As we all know that data is the new oil in the world, but it is more than that. The data projection and insights generated can make or break a company’s prospects. Every organization will face challenges in some form in any or all the below actions.
- Acquiring / data procurement
- Storing and archiving the data / Warehousing
- Transforming into insights / ETL
These three are very important and basic responsibility of any Database/BI team in a company. The data they get will be from disparate sources, it should be made sure to be integrated and meaningful transformation has been made. The visual insights obtained after transformation will help the management decide the strategies and set achievable goals.

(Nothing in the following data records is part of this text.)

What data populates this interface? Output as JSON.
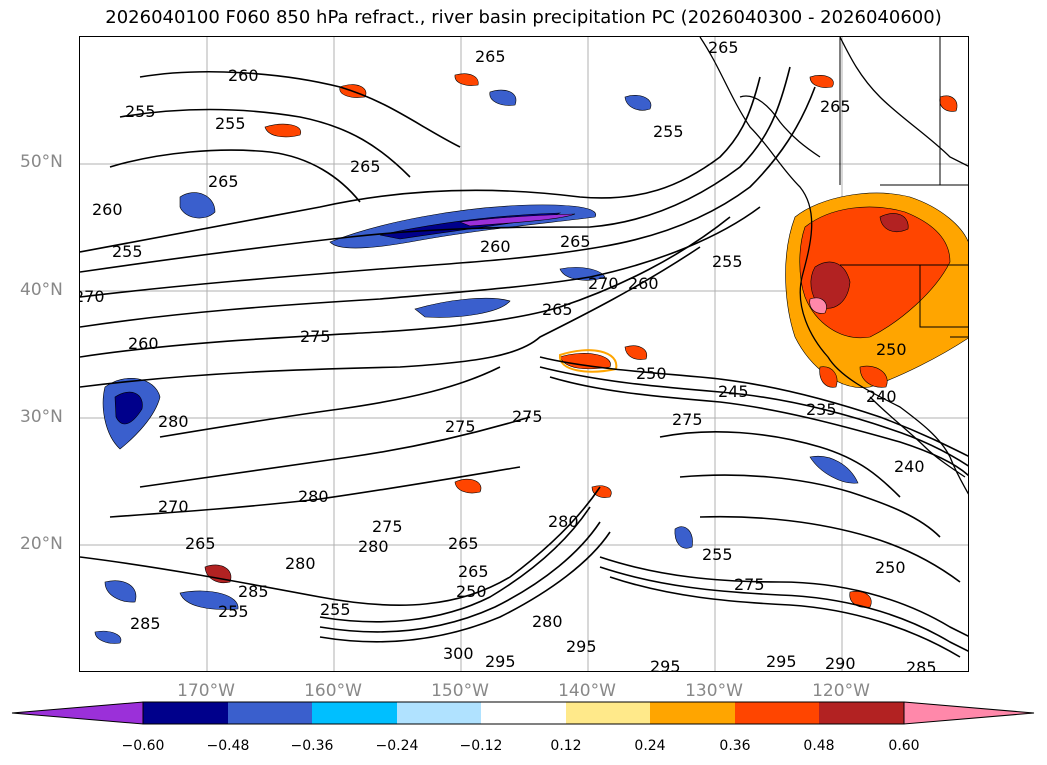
{
  "title": "2026040100 F060 850 hPa refract., river basin precipitation PC (2026040300 - 2026040600)",
  "lat_labels": [
    "50°N",
    "40°N",
    "30°N",
    "20°N"
  ],
  "lon_labels": [
    "170°W",
    "160°W",
    "150°W",
    "140°W",
    "130°W",
    "120°W"
  ],
  "colorbar": {
    "ticks": [
      "−0.60",
      "−0.48",
      "−0.36",
      "−0.24",
      "−0.12",
      "0.12",
      "0.24",
      "0.36",
      "0.48",
      "0.60"
    ],
    "colors": [
      "#9b30d9",
      "#00008b",
      "#3a5fcd",
      "#00bfff",
      "#b0e2ff",
      "#ffffff",
      "#ffe98a",
      "#ffa500",
      "#ff4500",
      "#b22222",
      "#ff88aa"
    ]
  },
  "contour_labels": [
    {
      "text": "260"
    },
    {
      "text": "265"
    },
    {
      "text": "265"
    },
    {
      "text": "255"
    },
    {
      "text": "255"
    },
    {
      "text": "265"
    },
    {
      "text": "265"
    },
    {
      "text": "265"
    },
    {
      "text": "260"
    },
    {
      "text": "255"
    },
    {
      "text": "255"
    },
    {
      "text": "270"
    },
    {
      "text": "260"
    },
    {
      "text": "275"
    },
    {
      "text": "260"
    },
    {
      "text": "265"
    },
    {
      "text": "270"
    },
    {
      "text": "265"
    },
    {
      "text": "260"
    },
    {
      "text": "255"
    },
    {
      "text": "280"
    },
    {
      "text": "275"
    },
    {
      "text": "275"
    },
    {
      "text": "250"
    },
    {
      "text": "275"
    },
    {
      "text": "245"
    },
    {
      "text": "235"
    },
    {
      "text": "250"
    },
    {
      "text": "240"
    },
    {
      "text": "240"
    },
    {
      "text": "270"
    },
    {
      "text": "280"
    },
    {
      "text": "265"
    },
    {
      "text": "275"
    },
    {
      "text": "280"
    },
    {
      "text": "265"
    },
    {
      "text": "280"
    },
    {
      "text": "265"
    },
    {
      "text": "255"
    },
    {
      "text": "280"
    },
    {
      "text": "255"
    },
    {
      "text": "250"
    },
    {
      "text": "275"
    },
    {
      "text": "285"
    },
    {
      "text": "255"
    },
    {
      "text": "285"
    },
    {
      "text": "250"
    },
    {
      "text": "280"
    },
    {
      "text": "300"
    },
    {
      "text": "295"
    },
    {
      "text": "295"
    },
    {
      "text": "295"
    },
    {
      "text": "295"
    },
    {
      "text": "290"
    },
    {
      "text": "285"
    }
  ]
}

How useful in real-time scenario?
For example, HSK Ltd is one of the largest grocery retail stores. The company obviously will try to collect terabytes of data produced by the purchases in the stores and wants to analyze them to gain insights into customer preferences, demographics, and behavior. This will help them server the products based on target audience which can drive business and makes customers happy. For this the company needs to cross reference data like customer details which is stored in on-premises data store and must be combined with our collected log data in cloud data store. For the main part, to gain insights it must process the joined data and publish the transformed data using few other azure services like Azure synapse and HDInsight and then build report on top of it. This can be scheduled to run on daily basis as well.
All of these can be taken care easily by azure data factory. The best thing is all of these can be achieved without any requirement of coding as part of code-free ETL as a service and is serverless!

ADF Functions:
Collect – The primary step in building a system is by acquiring data from different sources to process them.
Transform – After data is available in the cloud datastore transformation is initiated. One can prefer to code or use azure tools to build and maintain data flows.
Monitor – To monitor the scheduled activities and pipelines. Many built-in supports via azure monitor, PowerShell, Azure monitor logs etc are available.

Top Level Concepts:
- Pipelines – Pipeline is single unit of larger part of work, together which performs a task
- Activities – In simple words activity is a process step which we configure for completing a task, these are the real actions which we expect. Activities can take an input and produce our desired outcome as a dataset
- Datasets – This points out the data we want to use for the activity as input/output
- Linked services – Linked services are similar to connection strings. They hold the connection information for the Azure data factory to connect the external sources
- Triggers – Triggers act like a scheduler and makes sure the execution process step is started
Conclusion
This is an introduction to Azure Data Factory. In the upcoming articles we will look more into practical and real-time activities.